My father’s mother died a year ago. I miss her. After a debilitating stroke, she spent twelve years unable to speak, eleven of them in a nursing home. Really, I’d been missing her for over a decade before her death. It’s hard to recall the sound of her voice. During those twelve years, I sometimes had dreams that she was talking to me, and I awoke with a lighter heart, until I remembered.
Premature death is tragic. The death of a grandparent is a different kind of loss, painful in its own way. She was here so long that she left an imprint on my world that cannot be filled by anyone or anything else. Her fingerprints are on my life, my psyche, my soul. I’m still not sure exactly what to make of a world without her in it. When someone lives so long, and so fully, her loss is all the more breathtaking because some part of you has always secretly believed that she is immortal.
She wasn’t. But she is eternal. In her eleven years in a nursing home, she bore the indignities and discomforts of her situation with constant grace, and received everyone with unflinching love. That kind of goodness radiates. It ripples kindness and humanity out into the cold darkness of distance and indifference.

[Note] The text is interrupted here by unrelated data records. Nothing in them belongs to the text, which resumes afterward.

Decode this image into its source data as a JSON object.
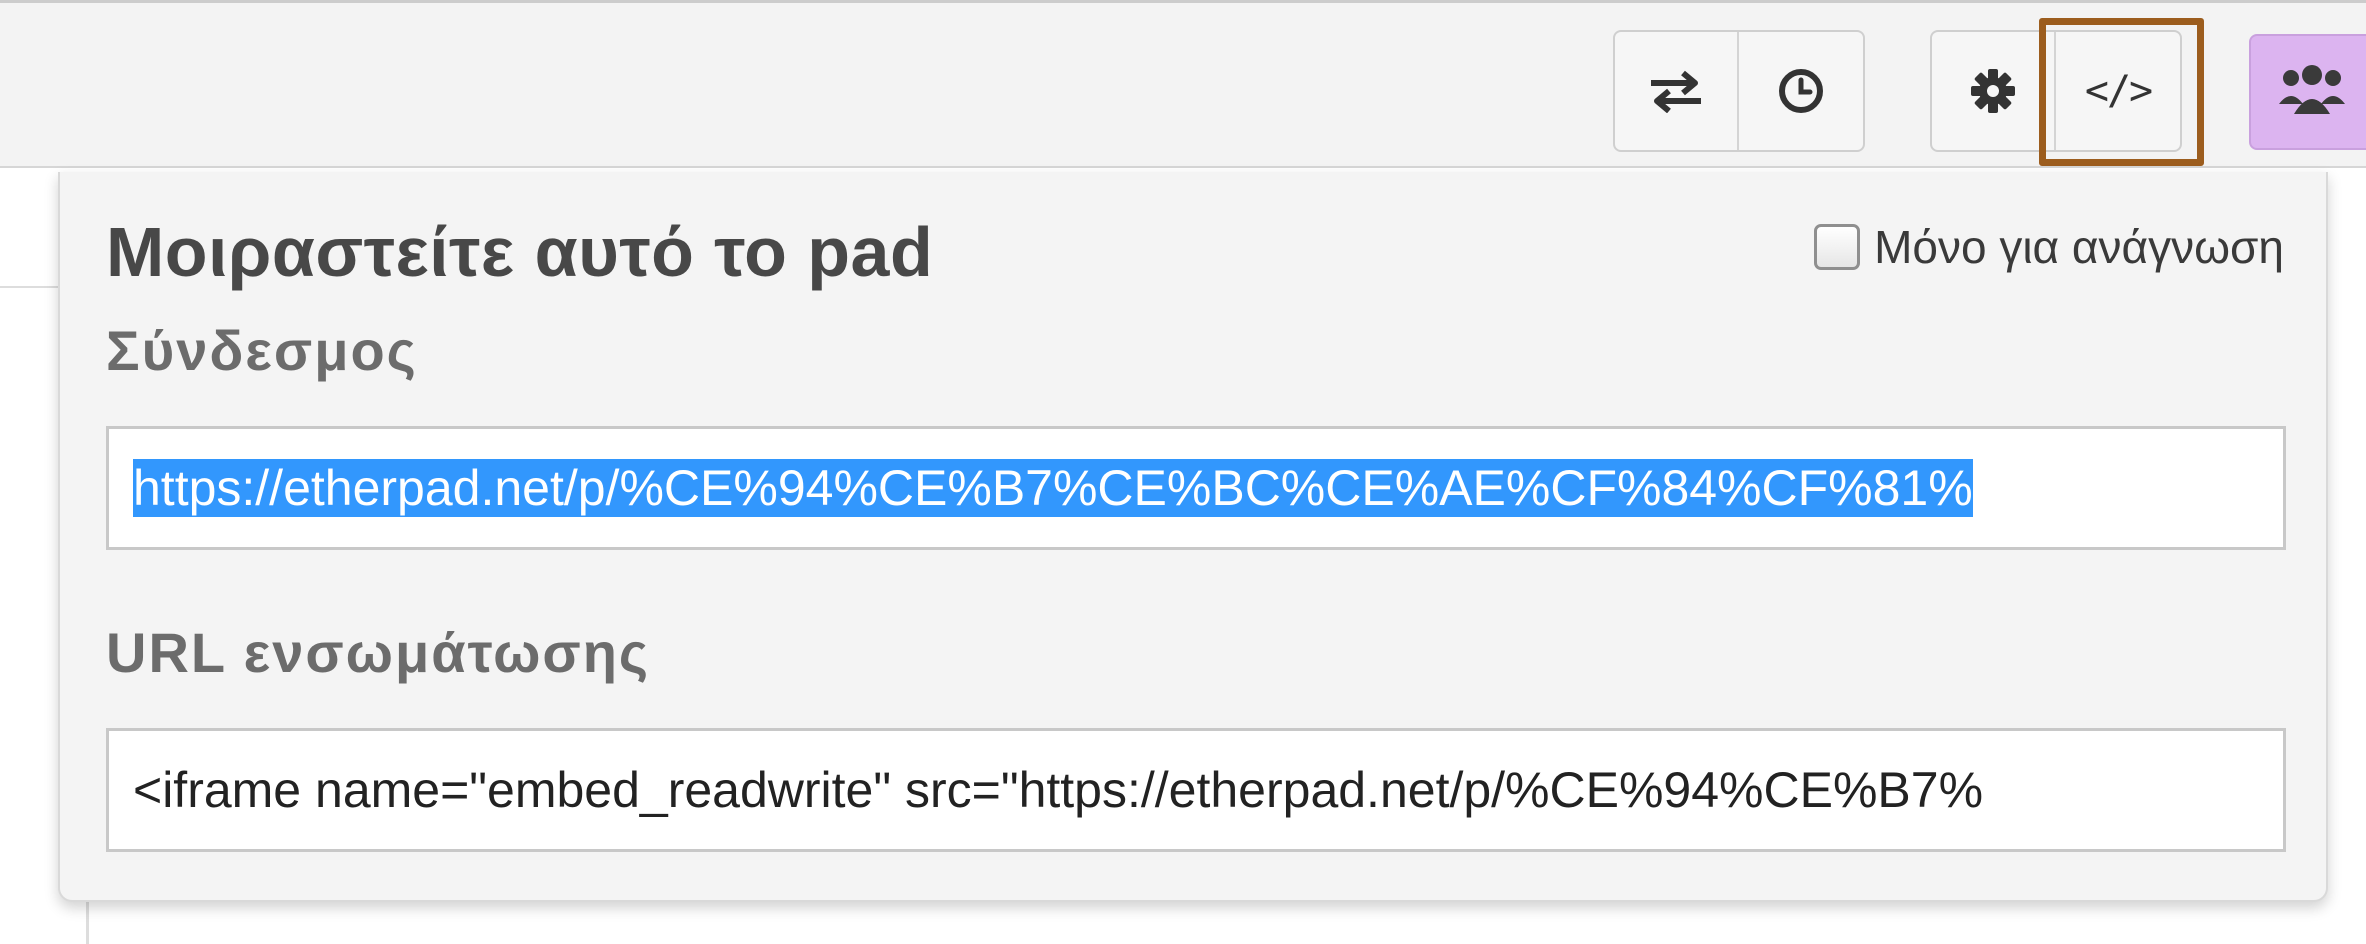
{
  "toolbar": {
    "buttons": [
      {
        "name": "import-export",
        "glyph": "⇄"
      },
      {
        "name": "timeslider",
        "glyph": "◷"
      },
      {
        "name": "settings",
        "glyph": "⚙"
      },
      {
        "name": "embed",
        "glyph": "</>"
      },
      {
        "name": "users",
        "glyph": "👥"
      }
    ],
    "highlight_color": "#9c5d1e",
    "users_button_color": "#dcb4f0"
  },
  "share_popup": {
    "title": "Μοιραστείτε αυτό το pad",
    "readonly_label": "Μόνο για ανάγνωση",
    "readonly_checked": false,
    "link_label": "Σύνδεσμος",
    "link_value": "https://etherpad.net/p/%CE%94%CE%B7%CE%BC%CE%AE%CF%84%CF%81%",
    "embed_label": "URL ενσωμάτωσης",
    "embed_value": "<iframe name=\"embed_readwrite\" src=\"https://etherpad.net/p/%CE%94%CE%B7%",
    "selection_color": "#3297fd"
  }
}
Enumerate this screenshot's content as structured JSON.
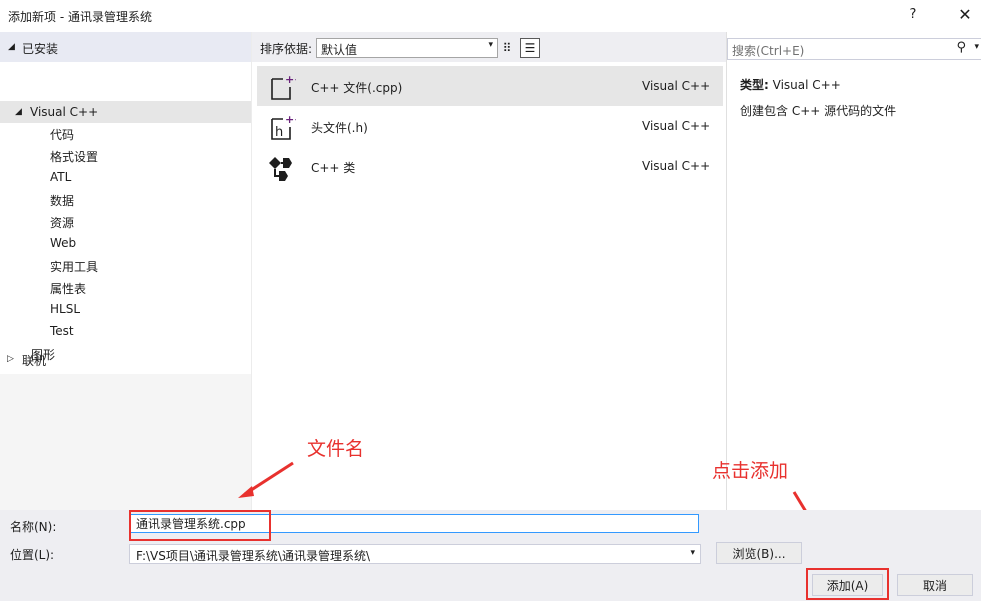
{
  "window": {
    "title": "添加新项 - 通讯录管理系统",
    "help_label": "?",
    "close_label": "✕"
  },
  "tree": {
    "installed": "已安装",
    "visual_cpp": "Visual C++",
    "children": [
      "代码",
      "格式设置",
      "ATL",
      "数据",
      "资源",
      "Web",
      "实用工具",
      "属性表",
      "HLSL",
      "Test"
    ],
    "graphics": "图形",
    "online": "联机"
  },
  "sortbar": {
    "label": "排序依据:",
    "value": "默认值"
  },
  "templates": [
    {
      "name": "C++ 文件(.cpp)",
      "lang": "Visual C++",
      "icon": "cpp-file-icon",
      "selected": true
    },
    {
      "name": "头文件(.h)",
      "lang": "Visual C++",
      "icon": "header-file-icon",
      "selected": false
    },
    {
      "name": "C++ 类",
      "lang": "Visual C++",
      "icon": "cpp-class-icon",
      "selected": false
    }
  ],
  "right": {
    "search_placeholder": "搜索(Ctrl+E)",
    "type_label": "类型:",
    "type_value": "Visual C++",
    "description": "创建包含 C++ 源代码的文件"
  },
  "annotations": {
    "filename": "文件名",
    "click_add": "点击添加"
  },
  "bottom": {
    "name_label": "名称(N):",
    "name_value": "通讯录管理系统.cpp",
    "location_label": "位置(L):",
    "location_value": "F:\\VS项目\\通讯录管理系统\\通讯录管理系统\\",
    "browse": "浏览(B)...",
    "add": "添加(A)",
    "cancel": "取消"
  },
  "colors": {
    "accent_purple": "#68217a",
    "annotation_red": "#e8312e",
    "input_focus": "#3399ff"
  }
}
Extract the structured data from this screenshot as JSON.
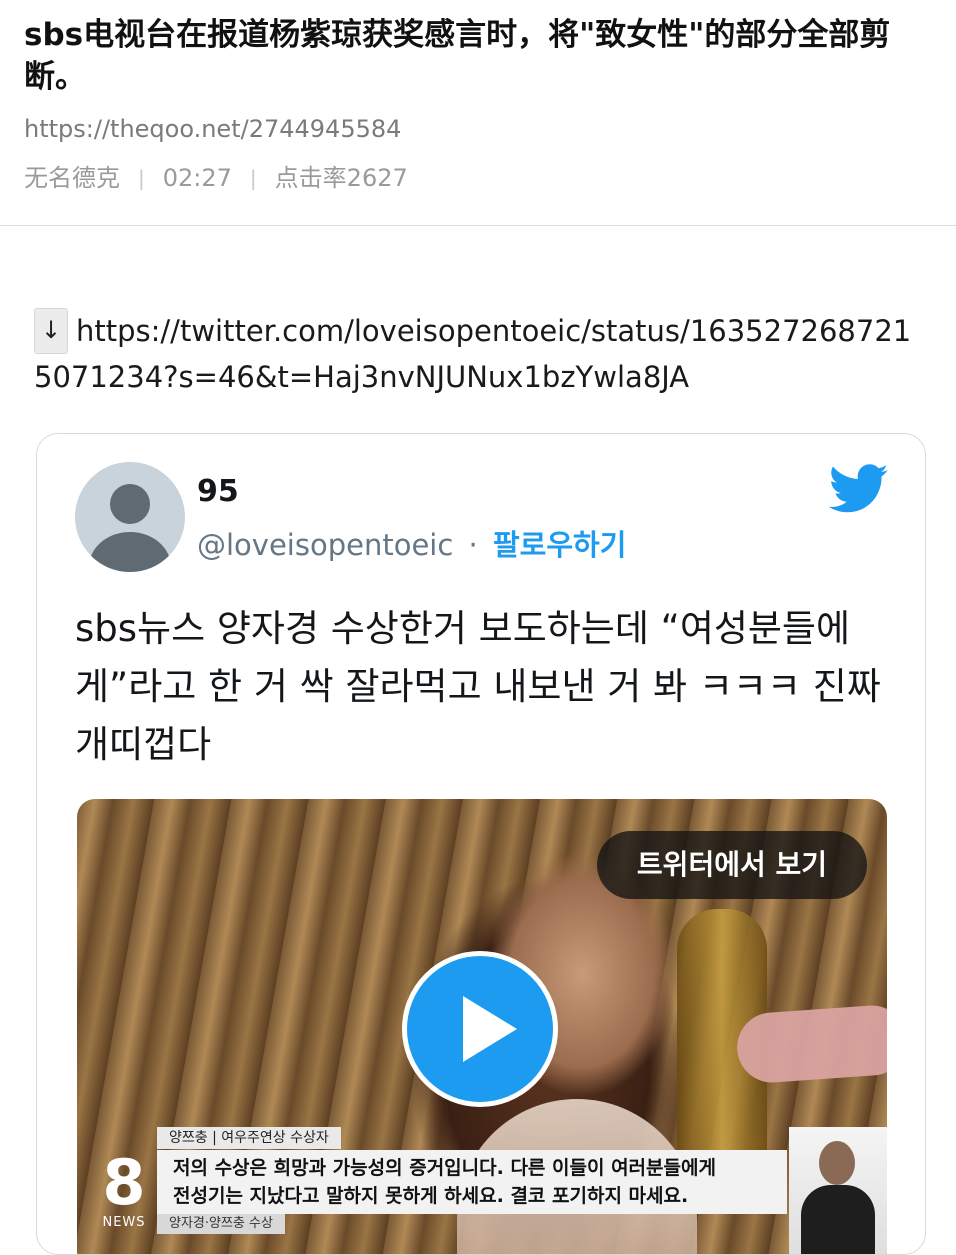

It matters. Our lives matter.
Writing is the only way I know to fumble through that darkness. I don’t have my grandmother’s strength, her beautiful courage, or her amazing grace. All I had to offer at her memorial service were words, and they ended up being, in large part, about how inadequate language can be:
We called her “Gram”—a dynamic and straightforward name to match her personality. She was no one’s little old grandma. She was our Queen, her hands strong enough to yank the weeds from the garden, and beautiful enough to wear the enormous opal ring that looked ridiculous on anyone else. Like a Queen, she bestowed treasures from the top drawer of her dresser—magical things like tiny vials of perfume. She was a benevolent monarch, always smiling and laughing. And her hands were always beautiful and strong. As I try to write about her, words fail me, as they failed her years ago. There is too much to say about a life so full of goodness and beauty, about suffering borne not only with patience, but with a grace that defies my understanding. In the end, words will fail. In the end, the things we say and do pale beside the way we move through this imperfect world. Gram was our Queen, and she walked in grace, uprooting life’s weeds and trailing beauty behind her. The monarchy ended, we move forward into a strange new world, clutching in our hands the gifts she has given us, her memory hovering like perfume.
Grandparents, hover over us. Shake the weight of years from your limbs, sending flakes of light drifting down into our darkness. Fingerprint our memories with your strength. Make us better than we are.